Bei den Tätern handelt es sich um Männer. Warum hört man nichts aus Einrichtungen, in denen vorwiegend Frauen leben?

Wir überblicken momentan Ereignisse der letzten 50 Jahre, und in dieser Zeit wurde das Sexuelle vorwiegend über das Modell Mann definiert. Auch die sexuelle Revolution wurde von Männern dominiert. Insofern rechnen wir momentan mit der Männersexualität ab. Ich begrüße das, aber ich kann mir vorstellen, dass wir irgendwann auch über die Dunkelzonen weiblicher Sexualität sprechen, denn wir wissen aus der Forschung, dass auch Frauen Kinder sexuell missbrauchen.

Würde die Abschaffung des Zölibats wenigstens in der Kirche einen Teil des Problems lösen?
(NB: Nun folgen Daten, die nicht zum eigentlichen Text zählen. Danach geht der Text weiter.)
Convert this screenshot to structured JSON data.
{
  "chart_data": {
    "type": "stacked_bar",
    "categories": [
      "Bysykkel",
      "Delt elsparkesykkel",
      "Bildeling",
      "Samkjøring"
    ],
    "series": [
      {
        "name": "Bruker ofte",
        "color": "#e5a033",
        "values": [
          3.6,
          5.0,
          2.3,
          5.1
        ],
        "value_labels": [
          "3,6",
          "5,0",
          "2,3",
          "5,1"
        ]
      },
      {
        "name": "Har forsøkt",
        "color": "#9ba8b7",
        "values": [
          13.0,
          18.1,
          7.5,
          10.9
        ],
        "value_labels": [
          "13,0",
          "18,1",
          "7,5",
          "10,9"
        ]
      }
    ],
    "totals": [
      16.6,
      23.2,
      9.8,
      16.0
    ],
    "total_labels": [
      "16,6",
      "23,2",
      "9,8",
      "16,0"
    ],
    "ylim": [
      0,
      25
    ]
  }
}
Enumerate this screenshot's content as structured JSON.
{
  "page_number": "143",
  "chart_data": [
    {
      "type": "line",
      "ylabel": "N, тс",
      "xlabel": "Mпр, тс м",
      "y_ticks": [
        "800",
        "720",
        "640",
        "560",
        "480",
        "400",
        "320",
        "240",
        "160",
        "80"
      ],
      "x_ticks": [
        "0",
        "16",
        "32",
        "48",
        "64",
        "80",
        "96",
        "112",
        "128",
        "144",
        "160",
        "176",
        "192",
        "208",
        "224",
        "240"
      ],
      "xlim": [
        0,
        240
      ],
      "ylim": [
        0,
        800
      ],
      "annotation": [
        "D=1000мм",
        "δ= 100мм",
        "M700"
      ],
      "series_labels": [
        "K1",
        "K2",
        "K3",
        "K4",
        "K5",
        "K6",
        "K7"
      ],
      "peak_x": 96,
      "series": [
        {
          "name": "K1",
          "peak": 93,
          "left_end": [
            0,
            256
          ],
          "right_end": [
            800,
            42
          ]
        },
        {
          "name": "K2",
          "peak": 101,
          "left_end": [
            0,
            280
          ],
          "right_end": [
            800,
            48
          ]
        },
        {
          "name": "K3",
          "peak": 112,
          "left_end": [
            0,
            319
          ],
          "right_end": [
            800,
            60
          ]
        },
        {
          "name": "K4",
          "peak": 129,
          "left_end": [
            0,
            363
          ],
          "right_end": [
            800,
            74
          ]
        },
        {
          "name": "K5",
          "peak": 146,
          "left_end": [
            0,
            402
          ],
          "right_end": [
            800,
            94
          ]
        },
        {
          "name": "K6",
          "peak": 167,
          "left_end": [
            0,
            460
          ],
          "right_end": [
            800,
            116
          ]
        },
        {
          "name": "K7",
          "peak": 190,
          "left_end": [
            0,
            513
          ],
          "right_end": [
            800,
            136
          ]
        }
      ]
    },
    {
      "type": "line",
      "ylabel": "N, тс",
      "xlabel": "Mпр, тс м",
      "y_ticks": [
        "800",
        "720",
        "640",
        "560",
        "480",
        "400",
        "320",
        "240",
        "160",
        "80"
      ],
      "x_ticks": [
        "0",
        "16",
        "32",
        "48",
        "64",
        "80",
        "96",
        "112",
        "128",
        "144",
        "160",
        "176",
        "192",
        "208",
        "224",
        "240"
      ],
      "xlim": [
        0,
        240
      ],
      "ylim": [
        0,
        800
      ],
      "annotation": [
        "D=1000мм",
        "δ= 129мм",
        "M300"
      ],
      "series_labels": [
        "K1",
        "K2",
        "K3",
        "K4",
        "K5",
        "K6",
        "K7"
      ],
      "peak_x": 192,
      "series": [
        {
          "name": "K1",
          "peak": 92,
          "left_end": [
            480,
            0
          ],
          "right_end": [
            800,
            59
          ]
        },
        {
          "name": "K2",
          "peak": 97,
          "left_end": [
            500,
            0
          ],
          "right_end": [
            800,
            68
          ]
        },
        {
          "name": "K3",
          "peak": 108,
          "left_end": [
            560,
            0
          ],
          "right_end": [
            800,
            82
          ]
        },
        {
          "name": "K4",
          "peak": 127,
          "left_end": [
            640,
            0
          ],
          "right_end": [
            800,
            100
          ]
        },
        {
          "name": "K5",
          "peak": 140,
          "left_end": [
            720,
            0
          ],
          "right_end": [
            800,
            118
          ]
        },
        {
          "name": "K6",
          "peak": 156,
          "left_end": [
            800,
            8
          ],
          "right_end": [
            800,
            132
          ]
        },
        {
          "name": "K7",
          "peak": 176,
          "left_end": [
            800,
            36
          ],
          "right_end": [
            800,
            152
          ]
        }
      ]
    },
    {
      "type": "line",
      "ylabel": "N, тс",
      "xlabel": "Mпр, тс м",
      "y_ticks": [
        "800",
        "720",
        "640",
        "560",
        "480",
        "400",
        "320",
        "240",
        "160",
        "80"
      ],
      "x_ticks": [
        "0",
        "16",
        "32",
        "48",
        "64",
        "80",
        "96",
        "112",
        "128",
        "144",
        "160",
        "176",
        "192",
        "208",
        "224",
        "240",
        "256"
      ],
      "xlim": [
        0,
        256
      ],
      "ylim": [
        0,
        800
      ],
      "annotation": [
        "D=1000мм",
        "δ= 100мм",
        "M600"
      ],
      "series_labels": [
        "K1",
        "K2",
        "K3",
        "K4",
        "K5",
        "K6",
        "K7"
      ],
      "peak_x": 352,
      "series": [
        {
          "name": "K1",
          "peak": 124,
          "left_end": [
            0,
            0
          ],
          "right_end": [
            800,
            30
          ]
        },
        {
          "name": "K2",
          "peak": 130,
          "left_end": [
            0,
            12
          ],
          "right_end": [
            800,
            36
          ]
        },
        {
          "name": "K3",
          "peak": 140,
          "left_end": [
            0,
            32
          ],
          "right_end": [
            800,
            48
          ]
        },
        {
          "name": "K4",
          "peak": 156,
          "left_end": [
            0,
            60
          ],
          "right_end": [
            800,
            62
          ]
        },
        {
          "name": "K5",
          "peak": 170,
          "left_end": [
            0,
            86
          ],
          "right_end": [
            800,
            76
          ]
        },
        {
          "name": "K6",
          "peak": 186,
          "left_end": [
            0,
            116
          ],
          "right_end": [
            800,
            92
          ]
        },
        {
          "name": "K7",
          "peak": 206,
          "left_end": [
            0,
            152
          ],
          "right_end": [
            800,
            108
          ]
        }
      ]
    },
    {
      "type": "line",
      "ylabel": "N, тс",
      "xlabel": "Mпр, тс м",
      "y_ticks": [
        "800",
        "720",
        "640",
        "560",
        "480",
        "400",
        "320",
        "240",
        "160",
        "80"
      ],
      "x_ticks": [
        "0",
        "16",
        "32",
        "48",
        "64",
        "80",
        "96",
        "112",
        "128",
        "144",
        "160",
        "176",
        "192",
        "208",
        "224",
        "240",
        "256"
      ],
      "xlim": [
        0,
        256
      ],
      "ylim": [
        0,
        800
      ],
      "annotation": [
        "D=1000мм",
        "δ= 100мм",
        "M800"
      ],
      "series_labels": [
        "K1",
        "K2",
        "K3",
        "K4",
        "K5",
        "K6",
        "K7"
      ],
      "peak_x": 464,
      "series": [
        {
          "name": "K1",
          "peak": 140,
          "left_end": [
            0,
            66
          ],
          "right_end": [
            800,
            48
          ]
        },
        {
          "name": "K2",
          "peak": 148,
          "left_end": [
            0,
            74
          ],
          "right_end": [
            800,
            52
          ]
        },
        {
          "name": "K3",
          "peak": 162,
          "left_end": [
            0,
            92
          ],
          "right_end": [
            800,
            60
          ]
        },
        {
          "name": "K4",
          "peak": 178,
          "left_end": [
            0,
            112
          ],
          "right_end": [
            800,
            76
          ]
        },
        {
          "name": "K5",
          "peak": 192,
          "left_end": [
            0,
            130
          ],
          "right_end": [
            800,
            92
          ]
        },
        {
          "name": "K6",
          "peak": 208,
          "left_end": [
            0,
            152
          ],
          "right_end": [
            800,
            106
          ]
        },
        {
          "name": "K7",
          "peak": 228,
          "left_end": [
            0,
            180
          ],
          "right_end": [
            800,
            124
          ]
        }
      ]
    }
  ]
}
Ja, denn der Zölibat zieht auf jeden Fall pädophile Männer an, die sich, oft halbbewusst, mit ihrer Neigung darin aufgehoben fühlen oder sie dort ungeschehen machen wollen. Und da die katholische Kirche eine homophile Gemeinschaft ist, wirkt sie auch auf strukturell homophile Männer attraktiv.

Der Papst hat angekündigt, pädophile Seelsorger in schweren Fällen in den Laienstand zu versetzen. In der Öffentlichkeit wird sogar über ein Berufsverbot diskutiert. Halten Sie das, unter der Voraussetzung, dass Pädophile sexuell nicht einfach „umpolbar“ sind, für gerechtfertigt?

Nein, das geht nicht. Diese Menschen haben ein psychosoziales Schicksal zu tragen, für das sie nicht verantwortlich sind. Man kann von ihnen erwarten, dass sie sich zurückhalten und sublimieren, aber man kann sie nicht einfach aus ihrem Beruf werfen. Pädophile Priester können ihrer Berufung weiter nachgehen, wenn man sie von Kindern fernhält.

Wir reagieren empört, wenn Kinder hierzulande missbraucht werden, aber Sextourismus, bei dem oft ebenfalls Kinder beteiligt sind, nehmen wir relativ gelassen zur Kenntnis. Das wirkt nicht glaubwürdig.

Mich regt das sogar sehr auf. Das gilt übrigens nicht nur für den Sextourismus, sondern auch für die Debatte über Kinderpornografie. Alle sagen, es muss etwas passieren, aber nichts geschieht. Außerdem ist es heuchlerisch, sich über Missbrauch aufzuregen, aber nichts in die Kinder zu investieren und in die Einrichtungen, die Kinder schützen könnten.

Erst das Verbot macht das Sexuelle groß, haben Sie einmal konstatiert. Sollte uns die augenblickliche Lage aber nicht veranlassen, einige Verbote aufrechtzuerhalten?

Wenn alles erlaubt und ungefährlich ist, fehlt natürlich der Thrill. Die Verbote aber, um die es in der alten Sexualmoral geht, produzieren sexuelle Gewalt. Deshalb müssen sie fallen.

Gilt das auch für das Inzesttabu?

Auf keinen Fall.

Das Gespräch führte Ulrike Baureithel.